De lagere opbrengst heeft grote gevolgen, ook financieel. De telers krijgen een vaste vergoeding voor het natuurbeheer, maar als hun inkomen met 35 procent terugloopt, komen veel huishoudboekjes in de knel. In de markt verandert er weinig. Ook elders uit de wereld, zoals uit China, komt riet.
Wie denkt dat rietsnijders kunnen leven van de stengels die ze elke winter oogsten, heeft het mis. Zonder subsidie ligt er geen Nederlands riet op de daken. Riet is een natuurproduct, maar om steeds weer halmen te krijgen, is menselijk ingrijpen nodig. Rietsnijders zijn vooral landschapsbeheerders. Ze zorgen ervoor dat het cultuurlandschap blijft zoals het is, zoals dat ook met heidevelden gebeurt. Dat kost veel geld en het levert een beetje op.
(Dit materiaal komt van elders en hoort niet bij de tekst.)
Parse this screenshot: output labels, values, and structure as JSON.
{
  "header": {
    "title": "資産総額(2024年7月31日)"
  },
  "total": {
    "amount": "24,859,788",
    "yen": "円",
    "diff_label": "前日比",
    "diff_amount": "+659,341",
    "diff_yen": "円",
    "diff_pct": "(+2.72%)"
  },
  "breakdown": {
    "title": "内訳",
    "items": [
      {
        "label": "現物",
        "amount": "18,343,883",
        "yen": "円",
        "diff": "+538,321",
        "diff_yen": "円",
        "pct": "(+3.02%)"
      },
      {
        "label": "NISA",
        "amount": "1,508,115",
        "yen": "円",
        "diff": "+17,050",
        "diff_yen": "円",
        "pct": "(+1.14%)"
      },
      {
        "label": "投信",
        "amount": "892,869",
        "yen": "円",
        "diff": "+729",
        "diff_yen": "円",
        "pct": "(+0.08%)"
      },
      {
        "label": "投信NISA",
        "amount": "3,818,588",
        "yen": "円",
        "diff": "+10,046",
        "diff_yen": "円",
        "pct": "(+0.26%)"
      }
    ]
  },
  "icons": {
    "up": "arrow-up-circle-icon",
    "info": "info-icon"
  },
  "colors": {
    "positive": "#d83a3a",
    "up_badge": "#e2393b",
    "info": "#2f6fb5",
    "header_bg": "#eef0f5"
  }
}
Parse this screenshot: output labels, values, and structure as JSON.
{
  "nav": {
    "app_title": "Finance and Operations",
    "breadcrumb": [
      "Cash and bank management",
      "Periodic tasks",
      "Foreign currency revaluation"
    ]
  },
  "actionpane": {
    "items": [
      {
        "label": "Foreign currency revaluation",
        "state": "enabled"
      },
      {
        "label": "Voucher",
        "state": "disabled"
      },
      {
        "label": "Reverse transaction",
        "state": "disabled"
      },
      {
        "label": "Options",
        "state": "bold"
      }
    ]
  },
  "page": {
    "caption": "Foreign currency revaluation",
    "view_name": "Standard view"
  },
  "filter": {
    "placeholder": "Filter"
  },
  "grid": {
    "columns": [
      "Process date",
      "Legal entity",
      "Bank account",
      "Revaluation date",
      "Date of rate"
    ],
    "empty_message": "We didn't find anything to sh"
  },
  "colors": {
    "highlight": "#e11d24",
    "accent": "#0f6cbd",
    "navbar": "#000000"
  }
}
„Vijf jaar geleden haalden we 350 veldbossen riet van 3,5 hectare, nu 160”, zegt Van de Belt. Beijeman haalde vijf jaar geleden nog 20.000 bossen riet uit zijn gebied, nu zijn er 8000.
Een kleine concrete oorzaak is volgens Van de Belt wel aan te wijzen. Sinds een aantal jaren mogen de riettelers niet meer aan gewasbescherming doen. Niet meer spuiten dus. Daardoor steekt de grootste vijand van de telers de kop op: hagewinde. Een plantje dat het riet verdrukt.
Beheerders
Van de Belt en Beijeman vrezen dat het beroep van rietsnijder snel ten einde zal zijn. De terugloop van de oogst is de belangrijkste reden, maar er is nog een oorzaak. Rietsnijders zijn beheerders van het landschap. De bureaucratie is echter enorm. Via ingewikkelde rekenformules, toeslagen, normbedragen die per natuurgebied verschillen en die jaarlijks kunnen wijzigen, krijgen de snijders hun geld. In 2019 daalde de vergoeding voor veenmoesrietland plots met de helft en via een kerstboom aan regelingen kwamen de rietsnijders toch op hun oude bedrag uit. De rietsnijders kunnen volgens Van de Belt leven met deze bureaucratische nachtmerrie. Er is echter één ding wat echt fnuikend is en dat zijn de steeds korter wordende contracten. Van de Belt: „Vroeger voor tien jaar of langer, nu voor een jaar of soms twee en je moet maar afwachten of het doorgaat en hoeveel geld je deze keer uit de flipperkast van bureaucratie krijgt.”